Oberlandesgericht Gera

 

 

 

1944/45

Mit Erlaß zur Änderung von Oberlandesgerichtsbezirken vom 20. Juli 1944 wurden die Landgerichtsbezirke Nordhausen und Erfurt, die bis dahin dem OLG Naumburg zugewiesen waren, dem OLG-Bezirk Jena zugeteilt. Vom LG-Bezirk Nordhausen wurden zugleich die Amtsgerichte in Artern, Heringen, Kelbra, Roßla, Sangerhausen und Stolberg dem Landgericht Halle zugeteilt.[5] Vorausgegangen war dieser Änderung ein Führererlaß vom 1. April 1944, der die bis dahin bestehende preußische Provinz Sachsen in die Provinzen Magdeburg und Halle-Merseburg aufgliederte. Der bis dahin auch zur Provinz Sachsen gehörende Regierungsbezirk Erfurt wurde unter Verwaltung des Reichsstatthalters von Thüringen gestellt.[6]

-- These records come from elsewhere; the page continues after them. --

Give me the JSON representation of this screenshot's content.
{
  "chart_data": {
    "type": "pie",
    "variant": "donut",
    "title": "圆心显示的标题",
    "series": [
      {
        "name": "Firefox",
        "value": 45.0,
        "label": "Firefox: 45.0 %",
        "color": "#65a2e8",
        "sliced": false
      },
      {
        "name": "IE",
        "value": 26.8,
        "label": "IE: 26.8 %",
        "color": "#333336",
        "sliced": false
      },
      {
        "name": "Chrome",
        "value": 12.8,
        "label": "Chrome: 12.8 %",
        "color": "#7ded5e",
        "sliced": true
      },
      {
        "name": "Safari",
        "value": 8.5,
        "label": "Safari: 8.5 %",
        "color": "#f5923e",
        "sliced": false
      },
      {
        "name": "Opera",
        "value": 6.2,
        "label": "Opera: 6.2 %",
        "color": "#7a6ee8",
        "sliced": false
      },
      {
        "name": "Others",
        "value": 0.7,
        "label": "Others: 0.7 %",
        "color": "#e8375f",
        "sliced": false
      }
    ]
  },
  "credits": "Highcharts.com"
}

In der kurzen Zeit der amerikanischen Besetzung Jenas nach Kriegsende wurde der Gerichtsbetrieb am Oberlandesgericht ausgesetzt. Nach dem Besatzungswechsel Anfang Juli 1945 wurde das Gerichtsgebäude von sowjetischen Truppen requiriert und der Aktenbestand seitens der sowjetischen Besatzungsmacht beschlagnahmt und separiert. Der Befehl Nr. 49 der SMAD vom 4. September 1945 forderte außer der Wiederaufnahme des vollumfänglichen Geschäftsbetriebes aller Gerichte und Staatsanwaltschaften zum 30. September 1945 auch die Entfernung sämtlichen Mitglieder der NSDAP und faschistischer Organisationen aus dem Apparat der Gerichte und Staatsanwaltschaften, was zu massenhaften Entlassungen führte. Zuvor hatte am 7. August 1945 der amtierende Landespräsident Rudolf Paul eine Verlegung des Gerichtes nach Gera erlassen, welche am 13. August 1945 von der Thüringer Landesverwaltung nachträglich gebilligt wurde. Die sofort vollzogene Verlegung geschah in Unkenntnis der Jenaer Stadtverwaltung, aber auch der sowjetischen Militäradministration in Thüringen (SMATh). Bereits am 28. August 1945 wurde daraufhin der bis dahin amtierende Landgerichtspräsident von Gera, Dr. Arno Barth, in sein Amt als neuer OLG-Präsident eingeführt. Eindringliche Proteste der Jenaer Stadtverwaltung fruchteten ebenso wenig wie die Pläne der SMATh, die per Befehl Nr. vom 15. September 1945 Weimar als neuen Standort ausersehen hatte. Hintergrund dieser Überlegungen war offensichtlich die Konzentration von Landesregierung und Militärregierung, die bereits in Weimar saßen, sowie der Obersten Gerichtsbehörde an einem Standort. Aber auch diese Pläne konnte Paul, der vor seiner Ernennung zum Landespräsidenten kurzzeitig Oberbürgermeister von Gera war, erfolgreich abwehren. Die Existenz des OLG in Gera währte indes auch nur bis 1950, als es nach Erfurt verlegt wurde. Im Zuge der Justizreform der DDR wurde das Gericht 1952 aufgelöst.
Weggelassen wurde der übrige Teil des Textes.